Check out the updates on KTM’s Duke 125

KTM has finally gone ahead and unified the styling on its entire Duke range in India. With this update, KTM has brought the 390’s styling to the 125. However, this revision for the 125 is not purely cosmetic.

Its sharp tank extensions and rear end contribute to the aggressive stance. While the 125 Duke misses out on the split-LED headlight found on higher-capacity Dukes, the halogen unit is in a similar shape. Another change this update brings is a new fuel tank that is styled to work with the more aggressive design.

Check out the updates on KTM’s Duke 125

    As with body panels, the tank is also shared with the higher-capacity Dukes, which means it can now hold 2.5 litres of additional fuel (13.5 litres). Another big change the new 125 Duke gets is the updated trellis frame that features a bolt-on subframe. This allows for only part of the subframe to be replaced if it gets damaged in an accident, significantly lowering repair costs.

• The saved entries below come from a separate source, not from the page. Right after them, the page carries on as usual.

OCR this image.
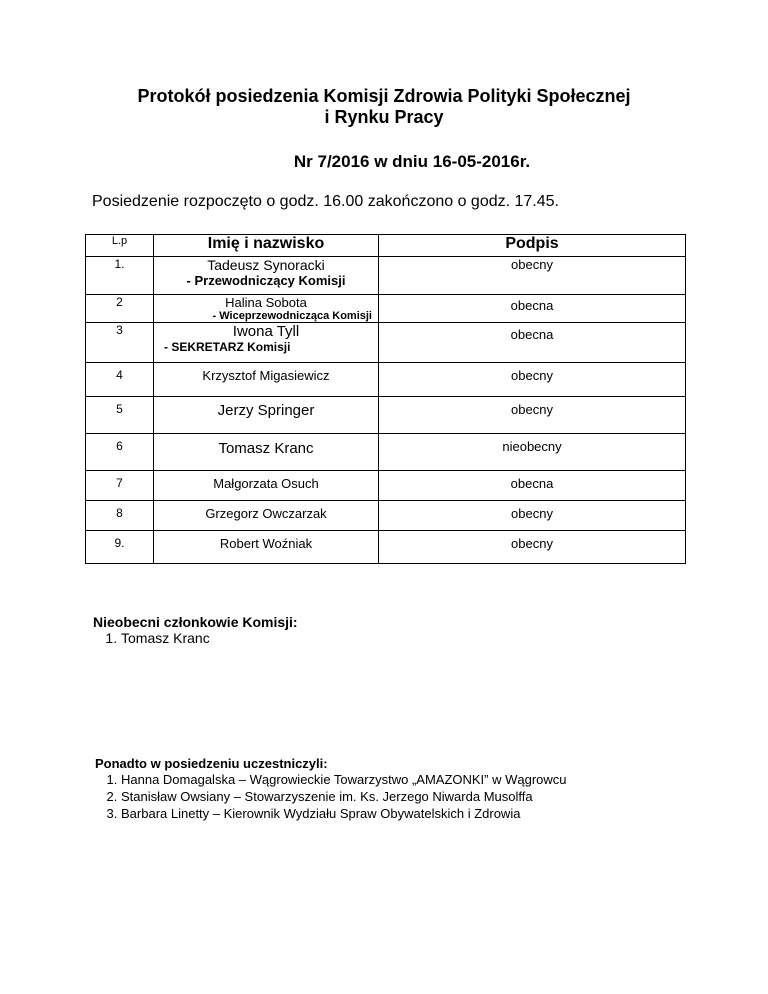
Protokół posiedzenia Komisji Zdrowia Polityki Społecznej
i Rynku Pracy
Nr 7/2016 w dniu 16-05-2016r.
Posiedzenie rozpoczęto o godz. 16.00 zakończono o godz. 17.45.
L.p	Imię i nazwisko	Podpis
1.	Tadeusz Synoracki
- Przewodniczący Komisji	obecny
2	Halina Sobota
- Wiceprzewodnicząca Komisji	obecna
3	Iwona Tyll
- SEKRETARZ Komisji	obecna
4	Krzysztof Migasiewicz	obecny
5	Jerzy Springer	obecny
6	Tomasz Kranc	nieobecny
7	Małgorzata Osuch	obecna
8	Grzegorz Owczarzak	obecny
9.	Robert Woźniak	obecny
Nieobecni członkowie Komisji:
1. Tomasz Kranc
Ponadto w posiedzeniu uczestniczyli:
1. Hanna Domagalska – Wągrowieckie Towarzystwo „AMAZONKI” w Wągrowcu
2. Stanisław Owsiany – Stowarzyszenie im. Ks. Jerzego Niwarda Musolffa
3. Barbara Linetty – Kierownik Wydziału Spraw Obywatelskich i Zdrowia
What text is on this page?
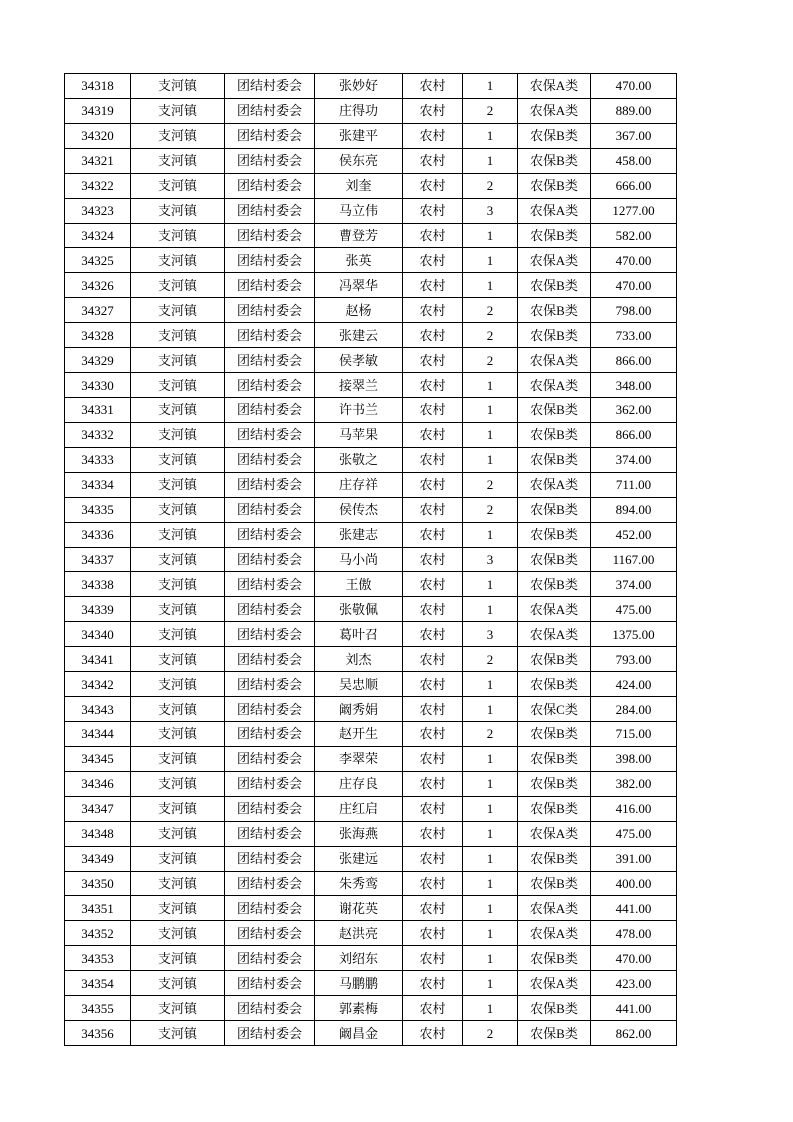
34318	支河镇	团结村委会	张妙好	农村	1	农保A类	470.00
34319	支河镇	团结村委会	庄得功	农村	2	农保A类	889.00
34320	支河镇	团结村委会	张建平	农村	1	农保B类	367.00
34321	支河镇	团结村委会	侯东亮	农村	1	农保B类	458.00
34322	支河镇	团结村委会	刘奎	农村	2	农保B类	666.00
34323	支河镇	团结村委会	马立伟	农村	3	农保A类	1277.00
34324	支河镇	团结村委会	曹登芳	农村	1	农保B类	582.00
34325	支河镇	团结村委会	张英	农村	1	农保A类	470.00
34326	支河镇	团结村委会	冯翠华	农村	1	农保B类	470.00
34327	支河镇	团结村委会	赵杨	农村	2	农保B类	798.00
34328	支河镇	团结村委会	张建云	农村	2	农保B类	733.00
34329	支河镇	团结村委会	侯孝敏	农村	2	农保A类	866.00
34330	支河镇	团结村委会	接翠兰	农村	1	农保A类	348.00
34331	支河镇	团结村委会	许书兰	农村	1	农保B类	362.00
34332	支河镇	团结村委会	马苹果	农村	1	农保B类	866.00
34333	支河镇	团结村委会	张敬之	农村	1	农保B类	374.00
34334	支河镇	团结村委会	庄存祥	农村	2	农保A类	711.00
34335	支河镇	团结村委会	侯传杰	农村	2	农保B类	894.00
34336	支河镇	团结村委会	张建志	农村	1	农保B类	452.00
34337	支河镇	团结村委会	马小尚	农村	3	农保B类	1167.00
34338	支河镇	团结村委会	王傲	农村	1	农保B类	374.00
34339	支河镇	团结村委会	张敬佩	农村	1	农保A类	475.00
34340	支河镇	团结村委会	葛叶召	农村	3	农保A类	1375.00
34341	支河镇	团结村委会	刘杰	农村	2	农保B类	793.00
34342	支河镇	团结村委会	吴忠顺	农村	1	农保B类	424.00
34343	支河镇	团结村委会	阚秀娟	农村	1	农保C类	284.00
34344	支河镇	团结村委会	赵开生	农村	2	农保B类	715.00
34345	支河镇	团结村委会	李翠荣	农村	1	农保B类	398.00
34346	支河镇	团结村委会	庄存良	农村	1	农保B类	382.00
34347	支河镇	团结村委会	庄红启	农村	1	农保B类	416.00
34348	支河镇	团结村委会	张海燕	农村	1	农保A类	475.00
34349	支河镇	团结村委会	张建远	农村	1	农保B类	391.00
34350	支河镇	团结村委会	朱秀鸾	农村	1	农保B类	400.00
34351	支河镇	团结村委会	谢花英	农村	1	农保A类	441.00
34352	支河镇	团结村委会	赵洪亮	农村	1	农保A类	478.00
34353	支河镇	团结村委会	刘绍东	农村	1	农保B类	470.00
34354	支河镇	团结村委会	马鹏鹏	农村	1	农保A类	423.00
34355	支河镇	团结村委会	郭素梅	农村	1	农保B类	441.00
34356	支河镇	团结村委会	阚昌金	农村	2	农保B类	862.00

    The updated subframe also allows for a more spacious seating setup than before. This is the same setup as the higher-capacity Dukes, and it is proven to be noticeably more comfortable. While there are a lot more similarities to the 390 Duke, the 125 variant misses out on adjustable levers and bar-end weights. Like the 200 and 250, the 125 also carries forward the LCD dash.

    What also remains the same as before are the power and torque numbers. It meets the stricter emission standards while putting out 14.5hp and 12Nm of torque. This might make it the most powerful 125cc bike on sale in the country, but it is also the heaviest. At 159kg, it weighs a substantial 11kg more than the previous-gen model, reducing the power-to-weight ratio from 97.9hp/ tonne to 91.2hp/tonne.

    Ride to the limit

    Check out the updates on KTM’s Duke 125

    That has an effect on the performance and — with a 0-100kph time of 21.3sec — the new 125’s acceleration is noticeably slower than the bike it replaces. Despite this, it still feels decently peppy and fun in the city and it is only when the roads open up that you notice the deficit. The bike energetically revs through each of its six gears, but the speedo climbs significantly slower than the tacho. The little engine on this Duke has to be worked hard and there are times it will refuse to build speed without a downshift or two.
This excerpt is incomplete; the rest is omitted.